Maße: H. 166–170 cm; B. 34,5–39 cm; Bu. 8,0–10,5 cm.2)
Schriftart(en): Kapitalis.
- A
IVPITER
- B
MERC(VRIVS)
- C
SATVRN(VS)
- D
· SOL ·
- E
VENVS
- F
MARS
- G
LVNA
Anmerkungen
- BKD Lemgo, S. 809. Das obere Giebelgeschoß ist bis auf die moderne Jahreszahl 1576 am Fuß des Mittelständers schmucklos. Die Jahreszahl ist in den BKD Lemgo noch nicht erwähnt. Die letzte Restaurierung war 1986 abgeschlossen; vgl. LH 9, 1986, S. 9 (o. Verf.).
- Maße der Ständerabgüsse im WRM Schloß Brake (Keller, Raum 4, Inv.Nr. S 22/89).

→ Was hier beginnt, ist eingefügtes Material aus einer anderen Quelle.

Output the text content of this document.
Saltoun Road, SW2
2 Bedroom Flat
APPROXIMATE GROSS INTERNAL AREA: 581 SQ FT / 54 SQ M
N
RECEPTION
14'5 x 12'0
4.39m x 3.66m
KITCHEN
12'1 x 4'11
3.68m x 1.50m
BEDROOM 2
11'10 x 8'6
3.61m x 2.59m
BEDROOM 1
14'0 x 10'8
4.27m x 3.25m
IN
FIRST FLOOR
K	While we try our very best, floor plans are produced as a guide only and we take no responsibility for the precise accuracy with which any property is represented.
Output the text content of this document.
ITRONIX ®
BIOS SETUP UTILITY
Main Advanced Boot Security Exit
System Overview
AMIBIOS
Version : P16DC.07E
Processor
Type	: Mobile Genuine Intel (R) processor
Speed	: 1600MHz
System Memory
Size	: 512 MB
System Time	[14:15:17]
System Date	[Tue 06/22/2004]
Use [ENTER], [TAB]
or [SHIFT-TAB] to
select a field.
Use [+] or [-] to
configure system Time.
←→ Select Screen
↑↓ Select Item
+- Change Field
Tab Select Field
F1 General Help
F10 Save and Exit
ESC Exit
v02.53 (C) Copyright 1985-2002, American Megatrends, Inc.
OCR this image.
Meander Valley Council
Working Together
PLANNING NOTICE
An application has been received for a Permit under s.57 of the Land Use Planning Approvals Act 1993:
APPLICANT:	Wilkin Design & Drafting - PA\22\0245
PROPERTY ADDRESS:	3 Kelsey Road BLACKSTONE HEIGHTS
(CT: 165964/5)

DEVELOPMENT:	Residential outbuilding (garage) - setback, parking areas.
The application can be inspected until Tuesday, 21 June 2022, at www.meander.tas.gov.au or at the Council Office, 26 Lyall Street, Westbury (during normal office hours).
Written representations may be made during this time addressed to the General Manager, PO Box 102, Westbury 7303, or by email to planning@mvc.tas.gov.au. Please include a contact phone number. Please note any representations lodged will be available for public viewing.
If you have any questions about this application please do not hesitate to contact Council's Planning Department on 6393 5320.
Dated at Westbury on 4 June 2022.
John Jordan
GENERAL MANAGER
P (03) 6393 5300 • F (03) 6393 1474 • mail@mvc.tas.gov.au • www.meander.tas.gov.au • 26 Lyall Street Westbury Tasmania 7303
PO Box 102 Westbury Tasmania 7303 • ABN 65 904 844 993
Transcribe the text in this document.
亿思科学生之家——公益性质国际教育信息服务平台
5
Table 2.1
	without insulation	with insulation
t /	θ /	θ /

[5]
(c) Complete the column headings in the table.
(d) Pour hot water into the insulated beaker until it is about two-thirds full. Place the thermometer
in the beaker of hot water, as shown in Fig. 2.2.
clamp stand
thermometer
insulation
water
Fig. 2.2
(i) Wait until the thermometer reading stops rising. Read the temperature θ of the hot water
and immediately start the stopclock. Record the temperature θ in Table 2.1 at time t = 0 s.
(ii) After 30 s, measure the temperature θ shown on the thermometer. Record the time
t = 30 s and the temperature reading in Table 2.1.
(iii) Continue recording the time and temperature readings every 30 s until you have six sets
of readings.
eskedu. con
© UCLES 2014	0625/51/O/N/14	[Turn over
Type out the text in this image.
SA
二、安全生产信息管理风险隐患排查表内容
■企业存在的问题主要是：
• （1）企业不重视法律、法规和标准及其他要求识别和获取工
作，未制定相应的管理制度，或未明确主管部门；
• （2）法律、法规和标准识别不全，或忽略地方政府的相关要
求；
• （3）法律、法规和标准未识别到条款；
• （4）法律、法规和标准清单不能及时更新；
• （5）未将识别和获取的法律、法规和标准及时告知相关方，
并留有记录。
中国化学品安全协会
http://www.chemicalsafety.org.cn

- Zur Baugeschichte: BKD Lemgo, S. 809–814, bes. S. 809, mit Zuschreibung an Georg Crosmann. Kaspar, Bauen, S. 318–324, bes. S. 318f. Kaspars Beschreibung der baugeschichtlichen Befunde im Inneren deutet eher auf eine allmähliche Umgestaltung des Gebäudes seit der Mitte des 16. Jahrhunderts hin.
- Gaul, Zierschnitzereien, S. 77f., zu Ornamentik und Vorkommen des Themas als Hausschmuck.
- Beispiele mit weiterführenden Literaturhinweisen in DI 45 (Stadt Goslar), Nr. 75.
- Vgl. hierzu DI 58 (Stadt Hildesheim), Nr. 364.
- Kat. Renaissance, Bd. 1, Nr. 371. Dort auch zum vielleicht ehemals umfangreicheren Bildprogramm.
Nachweise
- Pahmeier/Süvern, ILL Lemgo, TB 21–26.
- BKD Lemgo, S. 811f. mit Abb. 972–974.
- Hansen/Kreft, Fachwerk, Abb. 50–57.
Zitierhinweis:
DI 59, Lemgo, Nr. 139 (Hans Fuhrmann, Kristine Weber, Sabine Wehking), in: www.inschriften.net, urn:nbn:de:0238-di059d006k0013902.
Kommentar
Kennzeichnend für die Kapitalis sind hier: A mit gebrochenem Mittelbalken, flachbogiges C, konisches M sowohl mit kurzem als auch mit langem Mittelteil sowie retrogrades N neben normalem kapitalen N.
Die Errichtung des sogenannten ‚Planetenhauses‘ Mittelstr. 36, bei der ältere Gebäudeteile mit einbezogen wurden, wird aus kunsthistorischer Sicht auf die Jahre 1590–95 datiert. Als Baumeister gilt Georg Crosmann.3) Die Zierschnitzereien werden stilkritisch um 1590–92 eingeordnet.4) Es ist allerdings fraglich, ob sich eine derart präzise Datierung ohne andere Anhaltspunkte treffen läßt. Das Bildprogramm ist eines der seltenen Beispiele figürlicher Darstellung an Lemgoer Häusern. In Niedersachsen sind jedoch noch etliche Häuser des 16. Jahrhunderts mit umfangreichem figürlichen Bildschmuck erhalten.5) Auch das in der Renaissancezeit beliebte Thema der Planeten in Kombination mit Sonne und Mond ist hier mehrfach belegt.6) Der Lemgoer Bildzyklus folgt ikonographisch in der zeitgenössischen Druckgraphik geläufigen Bildtypen, ohne daß bislang eine bestimmte Vorlage ermittelt werden konnte.7)
Der Bauherr des Hauses Mittelstr. 36 ist in den Lemgoer Archivalien nicht nachweisbar. Im Jahr 1612 gehörte das Haus den Eheleuten Conrad Plette und Anna von der Wipper, wie das ehemals in die Deele gehörige steinerne Kamingewände mit ihren Wappen bezeugt (vgl. Nr. 177).